Edmonton Christians opened the annual Week of Prayer for Christian Unity with a service at Braemar Baptist Church Jan. 18.

WCR PHOTO | RAMON GONZALEZ

Edmonton Christians opened the annual Week of Prayer for Christian Unity with a service at Braemar Baptist Church Jan. 18.

January 26, 2015
RAMON GONZALEZ
WESTERN CATHOLIC REPORTER

The encounter between Jesus and the Samaritan woman at Jacob's well invites us to try water from a different well and also to offer a little water of our own.

That's the idea behind the biblical verse "Give me a drink," which is the theme of this year's Week of Prayer for Christian Unity. Jesus said those words to a Samaritan woman as he sat at a well owned by Samaritans, a tribe despised by the Jews of the time.

Bishops, leaders and lay people of many different Christian churches and organizations took part in the opening service of the Week of Prayer at Braemar Baptist Church Jan. 18.

The themes of John's Gospel and Brazilian Christianity feature prominently in the celebration as the focus of this year's Week of Prayer is Brazil.

After leaving Judea, and while on route to Galilee early in his ministry, Jesus came to a Samaritan city. "Jacob's well was there and Jesus, tired by his journey, was sitting by the well.
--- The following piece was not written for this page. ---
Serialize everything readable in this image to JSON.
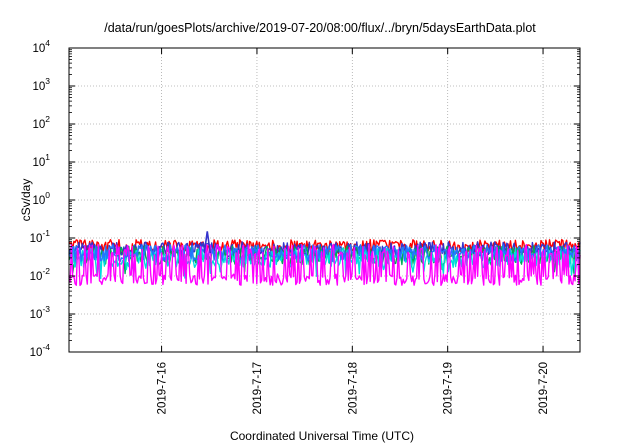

It was about noon and a Samaritan woman came to draw water. Jesus said to her, 'Give me a drink.'"

"If we were to pick one story that shows us the most about who Jesus is, it would be his encounter with the Samaritan woman at Jacob's well," said the Rev. Kevin Kraglund, president of the Edmonton and District Council of Churches, the association behind the local celebration.

"This is a story with its own bucket ready for filling. She is a Samaritan. He is a Jew. She is a woman. He is a man. It's a highly public place. Jesus, as usual, is inviting trouble with his typical unconventional attitude and behaviour. He shouldn't be speaking to a woman in the first place, let alone a member of a tribe of Israel long despised by the Jewish people."
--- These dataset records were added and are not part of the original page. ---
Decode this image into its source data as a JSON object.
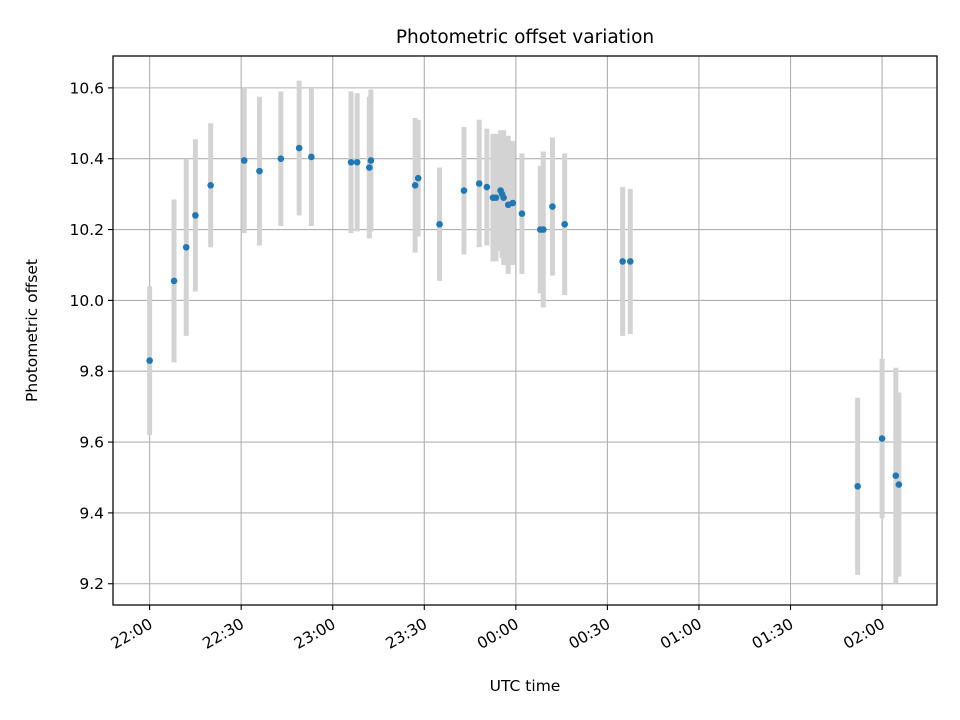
{
  "chart_data": {
    "type": "scatter",
    "title": "Photometric offset variation",
    "xlabel": "UTC time",
    "ylabel": "Photometric offset",
    "x_axis_kind": "time",
    "xlim": [
      "21:48",
      "02:18"
    ],
    "ylim": [
      9.14,
      10.69
    ],
    "x_ticks": [
      "22:00",
      "22:30",
      "23:00",
      "23:30",
      "00:00",
      "00:30",
      "01:00",
      "01:30",
      "02:00"
    ],
    "y_ticks": [
      "9.2",
      "9.4",
      "9.6",
      "9.8",
      "10.0",
      "10.2",
      "10.4",
      "10.6"
    ],
    "y_tick_values": [
      9.2,
      9.4,
      9.6,
      9.8,
      10.0,
      10.2,
      10.4,
      10.6
    ],
    "x_tick_rotation_deg": 30,
    "grid": true,
    "marker_color": "#1f77b4",
    "errorbar_color": "#d3d3d3",
    "series": [
      {
        "points": [
          {
            "x": "22:00",
            "y": 9.83,
            "err": 0.21
          },
          {
            "x": "22:08",
            "y": 10.055,
            "err": 0.23
          },
          {
            "x": "22:12",
            "y": 10.15,
            "err": 0.25
          },
          {
            "x": "22:15",
            "y": 10.24,
            "err": 0.215
          },
          {
            "x": "22:20",
            "y": 10.325,
            "err": 0.175
          },
          {
            "x": "22:31",
            "y": 10.395,
            "err": 0.205
          },
          {
            "x": "22:36",
            "y": 10.365,
            "err": 0.21
          },
          {
            "x": "22:43",
            "y": 10.4,
            "err": 0.19
          },
          {
            "x": "22:49",
            "y": 10.43,
            "err": 0.19
          },
          {
            "x": "22:53",
            "y": 10.405,
            "err": 0.195
          },
          {
            "x": "23:06",
            "y": 10.39,
            "err": 0.2
          },
          {
            "x": "23:08",
            "y": 10.39,
            "err": 0.195
          },
          {
            "x": "23:12",
            "y": 10.375,
            "err": 0.2
          },
          {
            "x": "23:12.5",
            "y": 10.395,
            "err": 0.2
          },
          {
            "x": "23:27",
            "y": 10.325,
            "err": 0.19
          },
          {
            "x": "23:28",
            "y": 10.345,
            "err": 0.165
          },
          {
            "x": "23:35",
            "y": 10.215,
            "err": 0.16
          },
          {
            "x": "23:43",
            "y": 10.31,
            "err": 0.18
          },
          {
            "x": "23:48",
            "y": 10.33,
            "err": 0.18
          },
          {
            "x": "23:50.5",
            "y": 10.32,
            "err": 0.165
          },
          {
            "x": "23:52.5",
            "y": 10.29,
            "err": 0.18
          },
          {
            "x": "23:53.5",
            "y": 10.29,
            "err": 0.18
          },
          {
            "x": "23:55",
            "y": 10.31,
            "err": 0.17
          },
          {
            "x": "23:55.5",
            "y": 10.3,
            "err": 0.18
          },
          {
            "x": "23:56",
            "y": 10.29,
            "err": 0.19
          },
          {
            "x": "23:57.5",
            "y": 10.27,
            "err": 0.195
          },
          {
            "x": "23:59",
            "y": 10.275,
            "err": 0.175
          },
          {
            "x": "00:02",
            "y": 10.245,
            "err": 0.17
          },
          {
            "x": "00:08",
            "y": 10.2,
            "err": 0.18
          },
          {
            "x": "00:09",
            "y": 10.2,
            "err": 0.22
          },
          {
            "x": "00:12",
            "y": 10.265,
            "err": 0.195
          },
          {
            "x": "00:16",
            "y": 10.215,
            "err": 0.2
          },
          {
            "x": "00:35",
            "y": 10.11,
            "err": 0.21
          },
          {
            "x": "00:37.5",
            "y": 10.11,
            "err": 0.205
          },
          {
            "x": "01:52",
            "y": 9.475,
            "err": 0.25
          },
          {
            "x": "02:00",
            "y": 9.61,
            "err": 0.225
          },
          {
            "x": "02:04.5",
            "y": 9.505,
            "err": 0.305
          },
          {
            "x": "02:05.5",
            "y": 9.48,
            "err": 0.26
          }
        ]
      }
    ]
  }
}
Kraglund says it is hard to tell what is happening in this conversation between Jesus and the woman, "with every word giving you the feeling that it might mean something more than it seems.
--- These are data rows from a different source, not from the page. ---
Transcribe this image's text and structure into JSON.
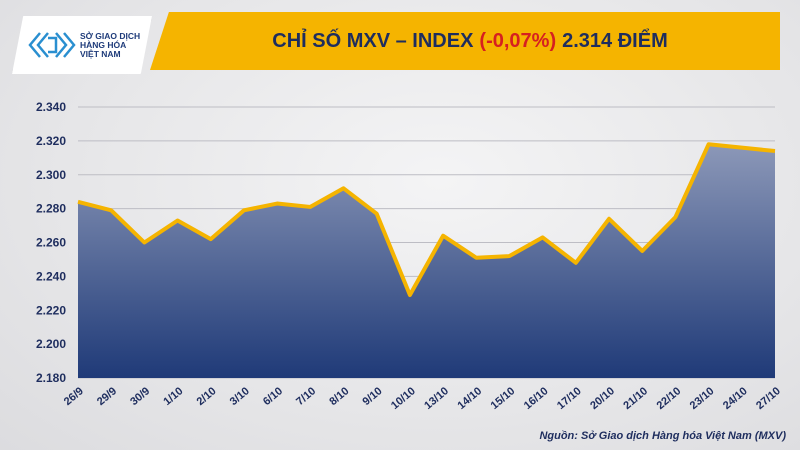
{
  "logo": {
    "line1": "SỞ GIAO DỊCH",
    "line2": "HÀNG HÓA",
    "line3": "VIỆT NAM"
  },
  "header": {
    "title_main": "CHỈ SỐ MXV – INDEX",
    "title_change": "(-0,07%)",
    "title_value": "2.314 ĐIỂM"
  },
  "source": "Nguồn: Sở Giao dịch Hàng hóa Việt Nam (MXV)",
  "colors": {
    "line": "#f5b400",
    "fill_top": "#8c98b8",
    "fill_bottom": "#1f3a78",
    "negative": "#d62020",
    "title": "#1e2d5e"
  },
  "chart_data": {
    "type": "area",
    "title": "CHỈ SỐ MXV – INDEX (-0,07%) 2.314 ĐIỂM",
    "xlabel": "",
    "ylabel": "",
    "ylim": [
      2180,
      2340
    ],
    "yticks": [
      2180,
      2200,
      2220,
      2240,
      2260,
      2280,
      2300,
      2320,
      2340
    ],
    "ytick_labels": [
      "2.180",
      "2.200",
      "2.220",
      "2.240",
      "2.260",
      "2.280",
      "2.300",
      "2.320",
      "2.340"
    ],
    "grid": true,
    "categories": [
      "26/9",
      "29/9",
      "30/9",
      "1/10",
      "2/10",
      "3/10",
      "6/10",
      "7/10",
      "8/10",
      "9/10",
      "10/10",
      "13/10",
      "14/10",
      "15/10",
      "16/10",
      "17/10",
      "20/10",
      "21/10",
      "22/10",
      "23/10",
      "24/10",
      "27/10"
    ],
    "values": [
      2284,
      2279,
      2260,
      2273,
      2262,
      2279,
      2283,
      2281,
      2292,
      2277,
      2229,
      2264,
      2251,
      2252,
      2263,
      2248,
      2274,
      2255,
      2275,
      2318,
      2316,
      2314
    ]
  }
}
"When the conversation starts they are perfect strangers," he points out. "When it ends, the woman is so excited that she wants everyone to know about the man she's just met. Now if this isn't a picture of unity, I don't know what is."

At the heart of Jesus' request to the Samaritan woman – give me a drink – is the recognition that that they each needed something from each other, Kraglund said.

"Give me a drink compels us to change our attitude, to commit ourselves to seek unity in the midst of our diversity."

Brazilian native Filipe Drumond, an evangelist with Edmonton's Last Harvest Evangelistic Association, spoke briefly about Brazil's culture, religion and economy.

MESSAGE OF HOPE

The Lord's words to the Samaritan woman provide a wonderful message, he said. "It's a message of hope, and I believe it is a message for our time."

Filipe Drumond

Filipe Drumond

There is much hopelessness in Brazil nowadays, according to Drumond, 30. There is endemic poverty and inequality. There is a class system that leaves the poor and racial minorities at the bottom. There is child labour. Even soccer doesn't offer much hope these days. Politicians from every sphere try to come up with solutions.

Drumond said the only solution for Brazil's hopelessness is Jesus Christ. "The solution can only be found in the cross."

A place of hopelessness is the place where the Samaritan woman lived. "She did not have hope. From the Jews she was ostracized. They had no desire to have any business with a Samaritan."

LIFE-CHANGING ENCOUNTER

But Jesus offered her hope and she wanted to receive this water that brought life, this water that brought hope, Drumond said. "By having this encounter with Jesus Christ, her life was changed."

That's what Brazil and most of the world needs, "an encounter with Jesus Christ."

Drumond encouraged his audience to look at the conditions of the world with compassion, and said Christians must embrace ethnic minorities "because the Gospel is not limited to skin colour or nationality."

"We must go into the entire world with compassion, delivering this good news of Jesus Christ," he said.

"I believe if we want to reach Samaritans all over around us, as we are Samaritans ourselves in need of this water, we will have to come together as we have come (tonight) and, if necessary, even bury some of our theological differences."